Carla Moreno

Personal information
- Born: September 19, 1976 (age 49) São Carlos, Brazil

Sport
- Sport: Triathlon

Medal record
Women's Triathlon
Representing Brazil
Pan American Games
| Silver medal – second place | 1999 Winnipeg | Individual |

= Carla Moreno =

Brazilian triathlete (born 1976)

Carla Priscile Moreno (born September 19, 1976) is Brazilian athlete who competes in triathlons. She won the silver medal at the 1999 Pan American Games, won the International Triathlon Union Mazatlan World Cup in 2004 and competed in the 2000 and 2004 Olympic Games.

== Career ==
Moreno began her career in 1996. She won the silver medal at the 1999 Pan American Games in Winnipeg, Manitoba, Canada. Before travelling to the Pan American Games, she had her bicycle stolen, but managed to recover it before the start of the games.

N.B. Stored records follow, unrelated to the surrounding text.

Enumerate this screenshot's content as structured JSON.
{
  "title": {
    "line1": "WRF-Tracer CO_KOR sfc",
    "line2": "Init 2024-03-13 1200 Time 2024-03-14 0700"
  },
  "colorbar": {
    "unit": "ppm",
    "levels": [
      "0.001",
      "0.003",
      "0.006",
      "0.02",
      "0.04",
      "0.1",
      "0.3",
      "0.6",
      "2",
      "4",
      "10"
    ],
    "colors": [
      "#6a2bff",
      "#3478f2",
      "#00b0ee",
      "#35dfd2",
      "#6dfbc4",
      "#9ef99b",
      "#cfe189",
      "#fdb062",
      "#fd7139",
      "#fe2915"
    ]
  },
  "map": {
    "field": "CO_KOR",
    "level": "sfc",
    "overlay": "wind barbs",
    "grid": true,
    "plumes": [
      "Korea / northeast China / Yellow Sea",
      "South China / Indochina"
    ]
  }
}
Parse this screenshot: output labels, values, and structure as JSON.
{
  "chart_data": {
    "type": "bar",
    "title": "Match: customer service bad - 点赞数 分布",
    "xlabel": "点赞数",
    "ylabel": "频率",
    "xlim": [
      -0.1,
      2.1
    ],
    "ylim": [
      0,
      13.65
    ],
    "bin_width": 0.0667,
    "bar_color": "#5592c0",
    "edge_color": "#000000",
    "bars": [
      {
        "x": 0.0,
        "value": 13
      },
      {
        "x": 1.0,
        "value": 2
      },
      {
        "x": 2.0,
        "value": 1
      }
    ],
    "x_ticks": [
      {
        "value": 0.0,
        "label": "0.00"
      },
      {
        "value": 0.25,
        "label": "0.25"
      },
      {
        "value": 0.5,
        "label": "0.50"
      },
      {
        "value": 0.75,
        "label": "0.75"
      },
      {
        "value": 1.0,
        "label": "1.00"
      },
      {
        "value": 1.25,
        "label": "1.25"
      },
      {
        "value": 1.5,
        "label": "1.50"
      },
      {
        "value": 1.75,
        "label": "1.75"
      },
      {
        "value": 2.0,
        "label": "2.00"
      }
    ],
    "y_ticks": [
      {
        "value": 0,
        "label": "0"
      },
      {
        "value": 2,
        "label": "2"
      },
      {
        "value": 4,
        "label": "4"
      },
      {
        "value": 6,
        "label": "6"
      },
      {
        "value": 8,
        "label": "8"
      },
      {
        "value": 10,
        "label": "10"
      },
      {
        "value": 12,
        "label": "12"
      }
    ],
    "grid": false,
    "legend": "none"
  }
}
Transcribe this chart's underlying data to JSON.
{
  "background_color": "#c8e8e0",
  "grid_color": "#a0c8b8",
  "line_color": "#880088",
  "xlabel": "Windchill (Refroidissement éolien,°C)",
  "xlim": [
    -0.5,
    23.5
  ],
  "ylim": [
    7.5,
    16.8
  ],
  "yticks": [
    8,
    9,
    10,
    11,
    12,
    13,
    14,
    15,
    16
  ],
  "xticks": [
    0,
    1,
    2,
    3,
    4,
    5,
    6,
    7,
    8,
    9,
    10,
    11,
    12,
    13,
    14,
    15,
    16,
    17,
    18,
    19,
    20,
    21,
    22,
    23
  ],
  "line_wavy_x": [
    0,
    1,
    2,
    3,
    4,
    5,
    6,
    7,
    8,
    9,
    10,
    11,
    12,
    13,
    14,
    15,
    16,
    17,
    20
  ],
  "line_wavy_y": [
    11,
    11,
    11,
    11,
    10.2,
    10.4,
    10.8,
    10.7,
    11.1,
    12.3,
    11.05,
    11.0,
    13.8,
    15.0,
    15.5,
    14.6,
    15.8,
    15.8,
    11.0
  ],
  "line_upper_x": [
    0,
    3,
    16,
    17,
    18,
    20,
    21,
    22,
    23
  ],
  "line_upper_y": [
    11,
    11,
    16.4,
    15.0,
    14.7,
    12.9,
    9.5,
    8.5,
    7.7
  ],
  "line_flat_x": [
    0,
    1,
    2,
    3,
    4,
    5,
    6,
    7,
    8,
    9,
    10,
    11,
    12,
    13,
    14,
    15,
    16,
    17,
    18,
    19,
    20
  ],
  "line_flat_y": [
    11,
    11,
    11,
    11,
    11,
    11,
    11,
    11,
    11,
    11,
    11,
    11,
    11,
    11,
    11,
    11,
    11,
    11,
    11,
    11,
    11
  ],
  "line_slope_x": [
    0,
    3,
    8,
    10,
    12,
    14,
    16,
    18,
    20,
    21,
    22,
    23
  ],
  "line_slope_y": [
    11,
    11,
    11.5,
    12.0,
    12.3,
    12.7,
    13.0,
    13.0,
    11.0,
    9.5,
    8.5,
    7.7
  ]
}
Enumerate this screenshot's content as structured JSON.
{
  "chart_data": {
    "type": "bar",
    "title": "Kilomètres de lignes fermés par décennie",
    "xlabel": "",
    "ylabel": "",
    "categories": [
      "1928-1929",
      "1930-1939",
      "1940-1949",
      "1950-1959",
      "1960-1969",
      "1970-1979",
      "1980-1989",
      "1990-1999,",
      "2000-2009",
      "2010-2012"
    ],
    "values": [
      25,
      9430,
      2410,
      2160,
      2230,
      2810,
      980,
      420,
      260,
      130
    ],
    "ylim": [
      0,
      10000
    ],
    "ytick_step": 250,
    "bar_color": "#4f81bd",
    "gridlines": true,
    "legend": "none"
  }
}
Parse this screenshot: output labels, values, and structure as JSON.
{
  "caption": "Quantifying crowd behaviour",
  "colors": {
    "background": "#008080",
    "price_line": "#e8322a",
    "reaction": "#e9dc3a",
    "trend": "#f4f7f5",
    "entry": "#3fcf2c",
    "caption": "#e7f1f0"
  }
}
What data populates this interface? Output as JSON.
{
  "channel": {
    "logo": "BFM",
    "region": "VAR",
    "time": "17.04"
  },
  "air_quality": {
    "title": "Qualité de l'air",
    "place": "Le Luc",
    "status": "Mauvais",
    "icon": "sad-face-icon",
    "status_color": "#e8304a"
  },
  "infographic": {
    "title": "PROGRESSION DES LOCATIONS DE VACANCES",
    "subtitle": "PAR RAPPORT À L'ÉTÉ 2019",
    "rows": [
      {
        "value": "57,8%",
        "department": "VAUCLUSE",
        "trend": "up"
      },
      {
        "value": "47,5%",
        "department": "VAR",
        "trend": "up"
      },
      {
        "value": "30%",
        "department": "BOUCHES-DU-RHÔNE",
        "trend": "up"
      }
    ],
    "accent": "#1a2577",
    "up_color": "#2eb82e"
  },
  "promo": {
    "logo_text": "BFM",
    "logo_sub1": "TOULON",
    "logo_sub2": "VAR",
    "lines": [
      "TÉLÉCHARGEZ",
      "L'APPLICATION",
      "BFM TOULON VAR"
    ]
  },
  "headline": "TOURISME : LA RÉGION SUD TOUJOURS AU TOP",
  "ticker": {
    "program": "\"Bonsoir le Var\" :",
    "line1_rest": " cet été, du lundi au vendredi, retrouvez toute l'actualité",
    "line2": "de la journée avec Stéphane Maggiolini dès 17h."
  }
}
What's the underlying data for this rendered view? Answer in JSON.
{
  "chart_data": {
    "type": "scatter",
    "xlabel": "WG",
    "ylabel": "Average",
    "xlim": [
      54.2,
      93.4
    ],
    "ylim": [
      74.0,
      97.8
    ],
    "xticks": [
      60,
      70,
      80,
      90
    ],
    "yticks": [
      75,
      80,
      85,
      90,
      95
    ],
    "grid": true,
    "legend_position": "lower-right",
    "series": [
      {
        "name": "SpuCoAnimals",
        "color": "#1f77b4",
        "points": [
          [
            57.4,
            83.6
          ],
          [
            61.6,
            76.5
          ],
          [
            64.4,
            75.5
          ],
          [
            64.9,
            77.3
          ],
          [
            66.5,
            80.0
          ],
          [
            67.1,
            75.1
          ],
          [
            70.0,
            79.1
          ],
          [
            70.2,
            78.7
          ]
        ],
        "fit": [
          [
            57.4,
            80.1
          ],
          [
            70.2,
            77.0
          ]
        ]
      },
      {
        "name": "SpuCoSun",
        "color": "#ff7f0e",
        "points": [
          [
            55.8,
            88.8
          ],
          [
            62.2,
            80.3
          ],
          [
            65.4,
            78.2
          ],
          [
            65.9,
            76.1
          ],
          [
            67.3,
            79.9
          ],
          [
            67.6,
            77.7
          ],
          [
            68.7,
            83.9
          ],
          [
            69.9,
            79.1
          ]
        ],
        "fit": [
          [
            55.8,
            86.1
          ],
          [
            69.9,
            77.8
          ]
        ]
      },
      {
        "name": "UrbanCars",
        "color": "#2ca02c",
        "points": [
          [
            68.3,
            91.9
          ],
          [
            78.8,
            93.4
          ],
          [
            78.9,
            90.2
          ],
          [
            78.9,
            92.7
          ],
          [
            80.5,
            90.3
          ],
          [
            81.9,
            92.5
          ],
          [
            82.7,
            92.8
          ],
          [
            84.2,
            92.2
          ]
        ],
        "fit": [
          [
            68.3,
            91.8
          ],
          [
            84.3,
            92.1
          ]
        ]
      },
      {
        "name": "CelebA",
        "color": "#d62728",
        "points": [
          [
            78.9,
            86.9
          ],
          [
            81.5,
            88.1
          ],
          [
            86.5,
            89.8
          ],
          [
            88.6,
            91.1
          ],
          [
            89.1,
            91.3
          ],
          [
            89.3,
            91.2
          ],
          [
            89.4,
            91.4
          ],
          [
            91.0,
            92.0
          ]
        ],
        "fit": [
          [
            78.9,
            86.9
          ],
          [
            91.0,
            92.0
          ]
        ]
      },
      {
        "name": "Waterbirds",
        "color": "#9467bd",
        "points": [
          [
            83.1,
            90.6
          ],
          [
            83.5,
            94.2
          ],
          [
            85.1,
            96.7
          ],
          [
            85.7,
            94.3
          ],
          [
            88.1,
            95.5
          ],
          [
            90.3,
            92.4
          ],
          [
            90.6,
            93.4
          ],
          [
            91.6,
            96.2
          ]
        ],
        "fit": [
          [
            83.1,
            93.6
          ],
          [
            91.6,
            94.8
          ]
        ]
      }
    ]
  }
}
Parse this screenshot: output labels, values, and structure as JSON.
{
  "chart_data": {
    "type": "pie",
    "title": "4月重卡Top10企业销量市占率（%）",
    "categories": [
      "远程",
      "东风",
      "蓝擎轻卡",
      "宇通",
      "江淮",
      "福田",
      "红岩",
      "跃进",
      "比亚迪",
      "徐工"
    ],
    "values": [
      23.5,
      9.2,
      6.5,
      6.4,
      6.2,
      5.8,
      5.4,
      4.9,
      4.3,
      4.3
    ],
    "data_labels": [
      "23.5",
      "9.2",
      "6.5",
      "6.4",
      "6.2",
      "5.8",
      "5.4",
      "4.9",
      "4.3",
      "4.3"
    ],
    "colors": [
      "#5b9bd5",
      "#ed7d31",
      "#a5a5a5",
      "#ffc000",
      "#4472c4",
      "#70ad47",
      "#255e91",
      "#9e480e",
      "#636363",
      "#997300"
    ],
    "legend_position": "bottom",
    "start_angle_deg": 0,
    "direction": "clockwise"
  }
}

Moreno won the International Triathlon Union Mazatlan World Cup in 2004.

Moreno competed at the first Olympic triathlon at the 2000 Summer Olympics. She was one of two Brazilian athletes, along with Mariana Ohata, not to finish the competition. At the 2004 Summer Olympics, Moreno again competed in the triathlon. Again, she did not finish, making her the only athlete to start in both of the first two Olympic triathlons but finish neither.

In November 2006, Moreno qualified for the Pan American Games in Rio de Janeiro, finishing in ninth place. Four years later, she qualified for her fourth edition of the Pan American Games, but an injury prevented her from competing.